Biology Year 11 - Module 4 - Lesson 10
Ecological Sampling — Quadrats, Transects and Mark-Recapture
1. Key Ideas
In 2017, CSIRO scientists published an estimate: Australia is home to between 2.1 and 6.3 million feral cats. But cats hide. They are nocturnal, territorial, and avoid humans. No one counted every cat. Instead, scientists used cameras, statistical models, and mark-recapture methods to estimate what cannot be directly observed. This lesson teaches you the same techniques ecologists use to measure the invisible.
- Key facts and terms for Ecological Sampling — Quadrats, Transects and Mark-Recapture
- How the main ideas in Ecological Sampling — Quadrats, Transects and Mark-Recapture connect
2. Success Criteria
By the end, you should be able to:
- Key facts and terms for Ecological Sampling — Quadrats, Transects and Mark-Recapture
- Where this lesson fits in Module 4
- How the main ideas in Ecological Sampling — Quadrats, Transects and Mark-Recapture connect
3. Key Terms
4. Activity: Build the Lesson Map
Use the lesson to complete the table. Keep answers brief but specific.
| Prompt | Your answer |
|---|---|
| Main concept | |
| Important example | |
| Common mistake to avoid | |
| How this links to the next lesson |
5. Short Answer Questions
1. Q1. A national park covers 5,000 hectares. Rangers need to know how many brushtail possums live there. The possums are nocturnal, tree-dwelling, and hide in hollows during the day. Describe two methods you could use to estimate the population, and explain why you cannot simply walk through the park and count every individual.
2. Q2. Scientists place a 1 m×1 m quadrat randomly in a grassland and count 8 kangaroo grass plants inside it. There are 200 such quadrats that could fit across the entire field. Predict whether simply multiplying 8 × 200 gives an accurate population estimate. What could go wrong with this approach?

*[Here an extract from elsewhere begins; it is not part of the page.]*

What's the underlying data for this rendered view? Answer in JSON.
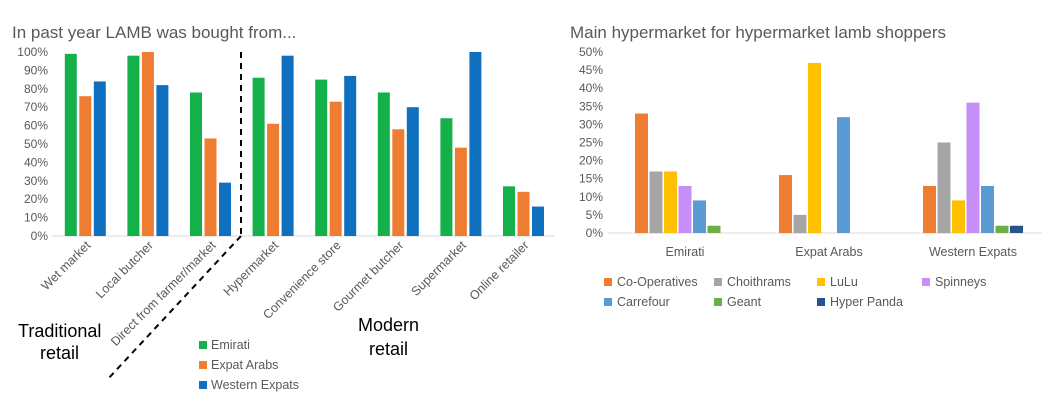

3. Q1. A national park covers 5,000 hectares. Rangers need to know how many brushtail possums live there. The possums are nocturnal, tree-dwelling, and hide in hollows during the day. Describe two methods you could use to estimate the population, and explain why you cannot simply walk through the park and count every individual.
6. Extend: Apply the Idea
A student gives a memorised answer about Ecological Sampling — Quadrats, Transects and Mark-Recapture but does not use evidence or reasoning.
Improve the answer by writing a stronger response that uses accurate terminology, a relevant example and a clear explanation.
7. Multiple Choice
1. What is the best first step when answering a question about Ecological Sampling — Quadrats, Transects and Mark-Recapture?
A. Identify the key concept being tested
B. Write every fact from memory
C. Ignore the command word
D. Skip examples and evidence
2. Which answer would show stronger understanding of Ecological Sampling — Quadrats, Transects and Mark-Recapture?
A. An answer with accurate terms and reasoning
B. A copied definition only
C. A single-word response
D. An answer with no example
3. What should you do if a question asks you to explain?
A. Link the idea to a reason or cause
B. List unrelated facts
C. Only draw a diagram
D. Write the shortest possible answer
8. Success Criteria Proof
Finish with evidence that you can do each success criterion.